As online threats continue to make headlines, one thing 2020 has shown is the primary target of bad guys is increasingly people. This makes sense—why spend all that time trying to hack past security systems when it is generally easier to trick someone into letting you in?
Think of it like a car alarm: the best system in the world becomes ineffective if the keys are left lying on the hood. Human behaviors are both the greatest line of defense against cyber incidents, and the greatest risk. That’s why a crucial component to an effective security program is an informed, motivated and equipped workforce.

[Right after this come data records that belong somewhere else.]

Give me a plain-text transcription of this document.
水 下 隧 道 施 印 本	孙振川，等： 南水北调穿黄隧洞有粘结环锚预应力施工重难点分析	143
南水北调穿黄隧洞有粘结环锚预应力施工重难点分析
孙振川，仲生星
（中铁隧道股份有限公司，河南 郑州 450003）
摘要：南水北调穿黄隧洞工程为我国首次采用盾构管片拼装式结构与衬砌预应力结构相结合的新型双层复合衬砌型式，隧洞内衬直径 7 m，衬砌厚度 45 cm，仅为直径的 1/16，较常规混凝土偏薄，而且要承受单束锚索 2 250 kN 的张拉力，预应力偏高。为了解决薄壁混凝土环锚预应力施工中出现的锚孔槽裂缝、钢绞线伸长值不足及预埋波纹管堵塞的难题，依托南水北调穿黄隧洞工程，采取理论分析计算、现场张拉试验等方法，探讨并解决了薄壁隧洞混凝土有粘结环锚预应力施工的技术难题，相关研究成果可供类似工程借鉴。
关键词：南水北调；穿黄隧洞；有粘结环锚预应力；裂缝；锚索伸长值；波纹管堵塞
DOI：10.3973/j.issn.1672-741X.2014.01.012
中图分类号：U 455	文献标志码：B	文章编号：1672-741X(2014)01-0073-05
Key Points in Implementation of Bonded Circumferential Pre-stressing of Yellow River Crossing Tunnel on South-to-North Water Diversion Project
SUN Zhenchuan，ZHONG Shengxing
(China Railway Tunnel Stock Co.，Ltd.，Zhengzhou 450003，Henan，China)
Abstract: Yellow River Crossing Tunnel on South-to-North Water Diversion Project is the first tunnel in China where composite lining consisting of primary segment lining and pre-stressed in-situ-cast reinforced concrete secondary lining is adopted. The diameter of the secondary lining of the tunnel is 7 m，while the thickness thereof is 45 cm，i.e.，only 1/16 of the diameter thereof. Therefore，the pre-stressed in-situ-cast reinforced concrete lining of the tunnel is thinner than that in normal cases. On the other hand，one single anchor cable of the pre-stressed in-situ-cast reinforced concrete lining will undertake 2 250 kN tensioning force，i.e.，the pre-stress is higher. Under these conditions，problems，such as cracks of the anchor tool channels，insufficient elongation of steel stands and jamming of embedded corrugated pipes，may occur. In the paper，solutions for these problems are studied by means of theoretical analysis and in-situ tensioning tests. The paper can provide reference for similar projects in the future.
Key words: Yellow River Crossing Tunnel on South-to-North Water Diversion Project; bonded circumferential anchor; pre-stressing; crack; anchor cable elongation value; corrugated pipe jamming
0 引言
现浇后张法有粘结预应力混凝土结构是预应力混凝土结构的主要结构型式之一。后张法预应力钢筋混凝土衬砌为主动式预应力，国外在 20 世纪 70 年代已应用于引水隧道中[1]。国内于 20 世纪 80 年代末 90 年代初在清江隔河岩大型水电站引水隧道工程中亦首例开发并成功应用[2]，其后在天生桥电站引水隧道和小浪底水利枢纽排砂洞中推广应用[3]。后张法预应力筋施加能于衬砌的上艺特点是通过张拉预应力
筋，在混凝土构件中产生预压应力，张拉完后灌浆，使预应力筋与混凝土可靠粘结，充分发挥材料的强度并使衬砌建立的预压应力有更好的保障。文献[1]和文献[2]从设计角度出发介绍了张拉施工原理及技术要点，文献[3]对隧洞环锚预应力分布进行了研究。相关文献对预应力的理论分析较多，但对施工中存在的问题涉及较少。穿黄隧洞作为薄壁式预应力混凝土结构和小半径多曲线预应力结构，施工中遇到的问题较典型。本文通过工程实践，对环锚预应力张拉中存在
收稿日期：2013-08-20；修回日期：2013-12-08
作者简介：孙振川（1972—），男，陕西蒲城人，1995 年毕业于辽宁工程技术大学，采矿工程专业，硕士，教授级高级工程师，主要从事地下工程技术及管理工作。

Employees of any company can help ensure the integrity of their company’s networks and systems in many ways. Some of those include:
- Think before you click. Never click unsolicited links or open unsolicited attachments in emails or text messages. If a message seems too good to be true, creates a strong sense of urgency or somehow plays strongly to your emotions, it could be a cybercriminal trying to trick you into entering credentials or other protected information.
- Update your system. Cyber criminals often take advantage of unfixed bugs in your computer’s apps or operating system. The more current your software, the fewer known bugs there are for them to exploit. Turn on automatic updates whenever possible.
- Only use company-approved tools. Whether it’s a device, app or even your internet connection, be sure to only use approved resources when working with sensitive or protected information. For example, public Wi-Fi hotspots are usually always a bad idea from a security standpoint.
On top of those everyday basics, the shift to working from home has presented a fresh set of challenges in the cybersecurity realm. While most of the core cybersecurity best practices still apply to anyone working remotely, how employees do their work and who may potentially use their devices has changed.
It is important for employers to emphasize expectations around how a work-provided device can be used outside the office. The extended time at home with these devices may lead to employees being tempted to use the device in unintended and risky ways.
Employers and managers should aim to make their employees part of a culture of accountability and security. “Make it part of your business’s culture,” says Kerry Kremke, Blue Cross and Blue Shield of Nebraska’s chief security officer and privacy officer. “Employers and managers can think of it like a security awareness loop with employees: you analyze your current situation, plan out how to best handle any areas of concern, train employees, reinforce that training throughout the year and then start that cycle over again.”
A focus on employee education should be central to all security programs. The effectiveness and compliance with policies and protocols are greatly improved when employees understand and believe why they are being asked to do, or not do, something.